For creative writing, I wrote a poem about swine flu. Why? Because I felt like it. I also wrote a short story about writing a short story, just to be cheeky. Why did I do all these things? I mean, technically they fit the criteria of the assignment, I didn’t NOT do anything, but I didn’t really try, did I? Well freshers, do as I say, not as I do. Don’t stop trying. I will try to try harder from now on. I guess I’ve been in holiday mode since semester break. It’s easy to stop caring, and harder to start caring. If only I applied the same effort to Uni as I do to drunken missions, then maybe I would have a PhD by now.
An example you ask? Everyone loves a good mission story. Last Thursday was a bit rough. Went to the Ferg, because, well, frankly I like the place, cheap drinks and a good time, ’nuff said. Anyways. Got hilariously drunk beforehand, and then more so at the place. Round came 12pm and we decided to call it a night. Me and my mate Kaleb were dropped off at my house. We decided that we were hungry, so we decided to head to McDonalds for a midnight feed. I live in Unsworth Heights. The closest McDonalds was at Windsor Park. We couldn’t drive. Walking seemed like the best idea. We were so eager in fact that…..we….RAN, full tilt, on Constellation Drive, as if McDonalds was a sanctuary from a horde of zombies. Anyways, we ran there and went through the drive thru. The drive-thru guys were a bit hesitant to serve us as they thought we were walking. However we managed to convince them that we were indeed in a car, it was merely invisible. They were happy with our explanation and we got our food. And ate. We felt like kings. Kings with double cheeseburgers and regular drinks with no ice. Life was good. We were still hungry though. So went back for more. Once again we felt like kings. Satisfied for the second time, we decided our next course of action. Filled with the nutritious goodness only McDonalds can offer, we decided that we can party all night long. So we decided to head back to the Ferg, it was only 1am, heaps of time. So we walked from Windsor Park to the Ferg. Wait, we RAN. Up the Rangi hill. Good times. Until the police stopped us and reminded us that the footpath is there for a reason. We figured that running, each with our own lane, in the middle of the night probably wasn’t the best idea. It was fun though.

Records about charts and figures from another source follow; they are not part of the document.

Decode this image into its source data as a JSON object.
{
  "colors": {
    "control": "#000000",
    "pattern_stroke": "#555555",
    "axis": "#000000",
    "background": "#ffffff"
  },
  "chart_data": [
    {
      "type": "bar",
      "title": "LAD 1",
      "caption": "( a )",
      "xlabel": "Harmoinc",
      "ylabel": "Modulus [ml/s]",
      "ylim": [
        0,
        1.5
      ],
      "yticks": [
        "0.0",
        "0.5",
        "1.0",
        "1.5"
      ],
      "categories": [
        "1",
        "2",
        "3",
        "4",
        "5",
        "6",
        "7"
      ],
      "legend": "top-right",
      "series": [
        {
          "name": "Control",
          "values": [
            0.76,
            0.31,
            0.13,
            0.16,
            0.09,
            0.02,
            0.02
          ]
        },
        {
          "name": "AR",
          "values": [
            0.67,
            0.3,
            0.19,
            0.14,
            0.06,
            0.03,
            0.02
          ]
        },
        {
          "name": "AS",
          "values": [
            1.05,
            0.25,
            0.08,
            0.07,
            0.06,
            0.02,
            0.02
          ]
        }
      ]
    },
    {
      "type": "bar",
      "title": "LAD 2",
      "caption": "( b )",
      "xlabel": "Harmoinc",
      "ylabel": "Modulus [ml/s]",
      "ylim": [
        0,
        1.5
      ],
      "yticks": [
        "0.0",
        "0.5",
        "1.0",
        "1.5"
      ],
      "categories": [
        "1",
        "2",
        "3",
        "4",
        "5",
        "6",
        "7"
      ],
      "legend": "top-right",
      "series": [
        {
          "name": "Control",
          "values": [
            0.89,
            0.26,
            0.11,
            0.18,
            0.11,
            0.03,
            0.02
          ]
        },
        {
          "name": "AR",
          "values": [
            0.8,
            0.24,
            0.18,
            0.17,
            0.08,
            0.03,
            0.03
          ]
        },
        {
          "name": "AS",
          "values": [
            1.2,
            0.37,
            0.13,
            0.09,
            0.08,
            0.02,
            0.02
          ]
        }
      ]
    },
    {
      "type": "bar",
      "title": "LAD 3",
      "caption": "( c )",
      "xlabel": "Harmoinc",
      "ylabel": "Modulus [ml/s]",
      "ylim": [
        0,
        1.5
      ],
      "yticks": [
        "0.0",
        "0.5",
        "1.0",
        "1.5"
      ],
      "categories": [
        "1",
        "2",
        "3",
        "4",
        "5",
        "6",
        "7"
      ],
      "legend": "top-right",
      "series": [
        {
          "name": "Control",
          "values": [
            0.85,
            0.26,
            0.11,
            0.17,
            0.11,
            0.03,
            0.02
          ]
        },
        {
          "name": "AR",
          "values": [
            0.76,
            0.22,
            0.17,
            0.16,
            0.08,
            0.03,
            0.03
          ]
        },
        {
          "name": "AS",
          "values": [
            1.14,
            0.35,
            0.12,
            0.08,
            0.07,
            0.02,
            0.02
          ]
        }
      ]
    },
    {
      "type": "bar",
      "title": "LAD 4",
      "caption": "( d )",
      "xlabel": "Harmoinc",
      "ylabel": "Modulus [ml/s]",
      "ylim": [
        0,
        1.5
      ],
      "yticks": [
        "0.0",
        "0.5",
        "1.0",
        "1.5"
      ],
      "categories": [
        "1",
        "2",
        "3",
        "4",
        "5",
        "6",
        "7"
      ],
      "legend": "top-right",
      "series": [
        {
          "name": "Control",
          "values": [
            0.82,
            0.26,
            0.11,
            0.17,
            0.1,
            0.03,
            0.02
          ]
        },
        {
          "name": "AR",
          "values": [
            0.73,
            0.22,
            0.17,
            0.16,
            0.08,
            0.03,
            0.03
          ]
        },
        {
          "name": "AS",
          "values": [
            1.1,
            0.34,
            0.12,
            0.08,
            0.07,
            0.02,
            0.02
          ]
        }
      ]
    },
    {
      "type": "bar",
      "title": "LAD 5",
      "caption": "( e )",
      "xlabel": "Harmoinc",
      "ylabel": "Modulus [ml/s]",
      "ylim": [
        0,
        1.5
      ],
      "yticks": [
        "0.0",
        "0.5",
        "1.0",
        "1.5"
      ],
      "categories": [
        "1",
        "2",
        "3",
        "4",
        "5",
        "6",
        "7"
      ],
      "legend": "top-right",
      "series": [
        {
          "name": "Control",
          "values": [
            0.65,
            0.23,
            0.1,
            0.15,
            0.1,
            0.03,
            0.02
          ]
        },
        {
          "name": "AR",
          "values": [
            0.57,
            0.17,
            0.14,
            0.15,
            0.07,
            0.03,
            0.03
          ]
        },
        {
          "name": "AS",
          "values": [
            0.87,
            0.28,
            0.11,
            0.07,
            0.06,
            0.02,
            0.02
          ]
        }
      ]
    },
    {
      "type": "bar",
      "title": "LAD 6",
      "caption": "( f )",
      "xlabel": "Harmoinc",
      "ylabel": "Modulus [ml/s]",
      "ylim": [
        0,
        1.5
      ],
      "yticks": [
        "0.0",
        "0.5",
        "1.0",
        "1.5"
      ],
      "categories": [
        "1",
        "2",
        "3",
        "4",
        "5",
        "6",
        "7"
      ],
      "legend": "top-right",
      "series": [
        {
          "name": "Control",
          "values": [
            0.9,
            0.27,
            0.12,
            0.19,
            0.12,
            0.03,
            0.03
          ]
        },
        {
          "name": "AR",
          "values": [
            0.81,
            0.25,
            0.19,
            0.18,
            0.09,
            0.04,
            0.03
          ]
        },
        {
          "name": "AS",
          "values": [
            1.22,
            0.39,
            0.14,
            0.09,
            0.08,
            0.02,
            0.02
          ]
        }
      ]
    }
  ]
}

Kaleb was winning because he fitter than me. And everyone knows that my strength isn’t in my legs, it’s in my….erm…..anyways. Now, inebriation combined with oxygen deprivation leads to memory loss, so I’m not too sure what happened next, but we were in bushes, for reasons unknown to me. I think we were hiding from something (I vaguely remember a cat or something but I can’t be sure), but lo and behold, there was Massey and the FERG!!! We were so happy that we decided to run. We had made it. The bouncers recognised us from before and let us right in. Unfortunately the time now was 2.30am. The Ferg closes at 3. We ordered water and sat down. HILARIOUS. Here we were, kings without a kingdom. Sobering up, and with no tail to chase, we chilled. If we could chill anymore, we were freezing, 2am is cold!! We managed to get a ride home with our friend Bianca, who is awesome. (Yes you are =) ). Now, you are asking me “What the hell Stephan??” and I’m like “Whoa chill.” And you’re like “Nah, you chill…” and I’m like “Dude.” Then we relax and I explain what I mean.
Uni is a mission. Uni is McDonalds. Uni is the Ferg. It’s a bitch of a road there. It’s tough going. You will want to give up and head home to bed heaps of times. But with good mates with you, helping you, you’ll get there. It might not be the ending that you are after, but it will be a hell of a ride. Run, walk, crawl, and hide in bushes, whatever. Go on the mission, because nothing sucks more that heading home when you aren’t done partying. Only a couple weeks before midyear, give it your best these last few weeks. I’ll match ya and see you there. Peace out, I’ll be at the Ferg.